Due strumentisti evidentemente talentuosi, ma che in questa sede rinunciano quasi del tutto alla certezza della loro tecnica per affidarsi alle dissonanze che – spesso in modo casuale – si sprigionano dalle loro chitarre acustiche; ed è in modo sorprendente che queste note riescono a intersecarsi andando a rafforzare la natura enigmatica dei testi che accompagnano (“Hello? Excuse me?/ I think you left something at my house.../ Oh yes... My virginity./ Bring. It. Back”). Il duo trova agio e univoca ispirazione in una formula folk della specie più libera e sbilenca, benché in ottima definizione rispetto alla tendenza dominante nella scena underground di questi ultimi anni – non a caso il pensiero va alla vocalist dei Big Blood, Colleen Kinsella. Si instaura qui, per certi versi, una straniante atmosfera neo-bucolica, come l'abbiamo già pregustata quest'anno nelle ingenue poesiole di Seamus Fogarty – gli sopravvive anche qualche tenue traccia di field recording– in generale, però, “Nude On Sand” cresce su un terreno di sperimentazioni consolidate più che su arrangiamenti del tutto premeditati.

Inevitabile che a farla da padrone sia di nuovo la straordinaria voce di Jenny Hval, tanto luminosa quanto talvolta inquietante: la sua tecnica si rivela ancor più chiaramente figlia di Meredith Monk, cui va riconosciuto il primato di ripetizioni sillabiche e di acuti improvvisi (“Running Down My”, “Enough With the Breathing II”); con la stessa audacia arriva a farsi il verso da sola, pizzicando le corde all'unisono con le sue divagazioni verbali (“Bring It Back”), intervallate da silenzi naturali e perciò carichi di tensione drammatica.

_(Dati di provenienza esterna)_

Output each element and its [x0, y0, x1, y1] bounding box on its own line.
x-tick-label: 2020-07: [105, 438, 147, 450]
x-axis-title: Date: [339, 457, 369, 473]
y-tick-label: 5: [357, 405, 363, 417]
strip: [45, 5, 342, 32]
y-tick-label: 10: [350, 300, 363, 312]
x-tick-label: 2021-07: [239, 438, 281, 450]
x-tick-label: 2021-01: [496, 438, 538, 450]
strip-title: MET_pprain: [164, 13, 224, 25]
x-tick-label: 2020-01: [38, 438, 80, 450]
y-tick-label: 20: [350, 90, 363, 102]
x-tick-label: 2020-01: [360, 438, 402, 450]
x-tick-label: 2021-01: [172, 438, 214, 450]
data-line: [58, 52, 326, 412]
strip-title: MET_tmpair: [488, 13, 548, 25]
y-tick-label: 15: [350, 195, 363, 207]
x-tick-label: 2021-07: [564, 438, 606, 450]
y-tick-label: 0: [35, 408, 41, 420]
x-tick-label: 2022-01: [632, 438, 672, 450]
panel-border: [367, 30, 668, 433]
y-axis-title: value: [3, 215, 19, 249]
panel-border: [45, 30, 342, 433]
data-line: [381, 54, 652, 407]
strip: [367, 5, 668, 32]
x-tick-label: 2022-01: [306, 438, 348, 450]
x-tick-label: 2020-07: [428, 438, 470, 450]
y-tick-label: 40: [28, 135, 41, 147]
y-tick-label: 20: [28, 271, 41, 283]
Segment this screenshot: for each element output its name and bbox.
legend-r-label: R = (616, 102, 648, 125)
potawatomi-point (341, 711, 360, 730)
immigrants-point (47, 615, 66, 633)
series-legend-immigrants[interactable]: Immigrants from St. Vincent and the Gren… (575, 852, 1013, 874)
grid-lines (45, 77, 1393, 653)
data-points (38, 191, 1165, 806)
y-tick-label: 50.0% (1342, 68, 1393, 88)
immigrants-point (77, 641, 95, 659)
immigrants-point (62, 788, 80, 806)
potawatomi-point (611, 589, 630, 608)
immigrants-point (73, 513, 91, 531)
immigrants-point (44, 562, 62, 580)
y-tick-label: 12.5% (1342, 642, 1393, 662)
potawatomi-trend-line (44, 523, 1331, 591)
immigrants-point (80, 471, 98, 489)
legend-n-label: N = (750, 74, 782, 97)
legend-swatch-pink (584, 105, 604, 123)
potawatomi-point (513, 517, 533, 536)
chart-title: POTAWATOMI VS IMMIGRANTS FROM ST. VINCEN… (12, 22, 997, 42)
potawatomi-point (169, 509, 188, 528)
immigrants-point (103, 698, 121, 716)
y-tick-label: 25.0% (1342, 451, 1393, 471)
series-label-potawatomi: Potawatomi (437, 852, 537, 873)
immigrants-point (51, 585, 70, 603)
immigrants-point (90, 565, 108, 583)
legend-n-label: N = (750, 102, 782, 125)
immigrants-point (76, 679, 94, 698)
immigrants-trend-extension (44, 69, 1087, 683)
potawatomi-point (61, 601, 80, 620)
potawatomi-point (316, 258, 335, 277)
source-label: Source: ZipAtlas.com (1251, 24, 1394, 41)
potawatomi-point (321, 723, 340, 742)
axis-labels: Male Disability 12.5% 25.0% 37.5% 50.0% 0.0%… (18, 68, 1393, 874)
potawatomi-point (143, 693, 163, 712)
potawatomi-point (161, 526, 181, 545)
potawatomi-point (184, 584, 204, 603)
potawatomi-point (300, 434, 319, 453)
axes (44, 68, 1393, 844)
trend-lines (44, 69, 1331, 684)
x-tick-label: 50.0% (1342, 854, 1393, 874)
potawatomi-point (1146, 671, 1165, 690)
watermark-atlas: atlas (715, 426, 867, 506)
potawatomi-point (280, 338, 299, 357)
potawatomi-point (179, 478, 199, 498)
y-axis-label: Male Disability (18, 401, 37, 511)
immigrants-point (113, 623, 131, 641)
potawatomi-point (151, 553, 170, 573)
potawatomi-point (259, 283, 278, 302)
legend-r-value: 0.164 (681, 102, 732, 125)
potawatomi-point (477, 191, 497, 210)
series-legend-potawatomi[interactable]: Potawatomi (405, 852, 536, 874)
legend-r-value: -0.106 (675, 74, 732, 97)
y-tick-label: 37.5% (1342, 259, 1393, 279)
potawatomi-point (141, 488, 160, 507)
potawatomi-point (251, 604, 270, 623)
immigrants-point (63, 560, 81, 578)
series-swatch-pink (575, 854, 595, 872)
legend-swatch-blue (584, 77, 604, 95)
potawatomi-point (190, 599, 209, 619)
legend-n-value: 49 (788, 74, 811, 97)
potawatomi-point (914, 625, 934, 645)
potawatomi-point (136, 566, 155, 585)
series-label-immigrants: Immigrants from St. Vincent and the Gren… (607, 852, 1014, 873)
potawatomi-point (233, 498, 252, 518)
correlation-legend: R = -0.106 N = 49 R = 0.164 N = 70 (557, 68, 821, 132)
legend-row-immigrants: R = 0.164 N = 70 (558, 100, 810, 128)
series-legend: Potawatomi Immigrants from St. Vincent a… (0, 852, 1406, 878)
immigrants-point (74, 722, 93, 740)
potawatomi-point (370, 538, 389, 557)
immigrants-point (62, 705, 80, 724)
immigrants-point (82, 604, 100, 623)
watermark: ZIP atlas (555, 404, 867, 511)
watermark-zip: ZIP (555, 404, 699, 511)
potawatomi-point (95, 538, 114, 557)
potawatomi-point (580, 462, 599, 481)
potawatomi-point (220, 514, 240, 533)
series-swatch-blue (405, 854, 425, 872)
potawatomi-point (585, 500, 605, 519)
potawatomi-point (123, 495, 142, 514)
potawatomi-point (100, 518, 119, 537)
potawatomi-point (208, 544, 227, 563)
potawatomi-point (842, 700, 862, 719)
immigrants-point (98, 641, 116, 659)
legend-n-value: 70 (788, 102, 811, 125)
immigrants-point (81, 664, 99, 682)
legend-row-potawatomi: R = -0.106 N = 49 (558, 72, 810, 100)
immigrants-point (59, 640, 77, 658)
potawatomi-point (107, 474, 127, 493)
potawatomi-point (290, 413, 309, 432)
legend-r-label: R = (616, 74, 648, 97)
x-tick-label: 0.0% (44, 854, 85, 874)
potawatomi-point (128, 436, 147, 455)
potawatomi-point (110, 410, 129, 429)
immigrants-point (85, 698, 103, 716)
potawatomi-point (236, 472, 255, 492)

Da par suo, Volden corrode con perizia il sottile metallo delle sue corde, a mano libera e con l'archetto, fornendo un accompagnamento dinamico e decisivo per l'effetto disorientante del cantautorato di Jenny Hval. Nelle parole di Sofa Records, la loro poetica è di una “nudità beckettiana”, surrealmente essenziale, testardamente solipsistica. C'è rispetto per l'incompiutezza delle idee, che si sviluppano e si esauriscono senza alcun riguardo verso lo scorrere del tempo. Con ugual dedizione il duo circoscrive confusi bozzetti o indugia lungamente su uno stesso refrain, in modo quasi autistico. Nel labile confine tra canto e recitazione, Jenny Hval fa somigliare il tutto a un monologo schizoide, di cui le chitarre sono il perfetto parallelo strumentale.

Ogni nuovo ascolto è spiazzante, seducente – i francesi direbbero meglio “ravissant” – assolutamente unico. Con “Nude On Sand” riscopriamo l'ardore dell'avanguardia “analogica”, scevra da ornamenti e mediazioni che esulino dagli stimoli espressivi più immediati, quasi primitivi, che questo duo predilige senza riserve. Eccovi scritta un'altra pagina di creatività contemporanea degna d'essere conservata.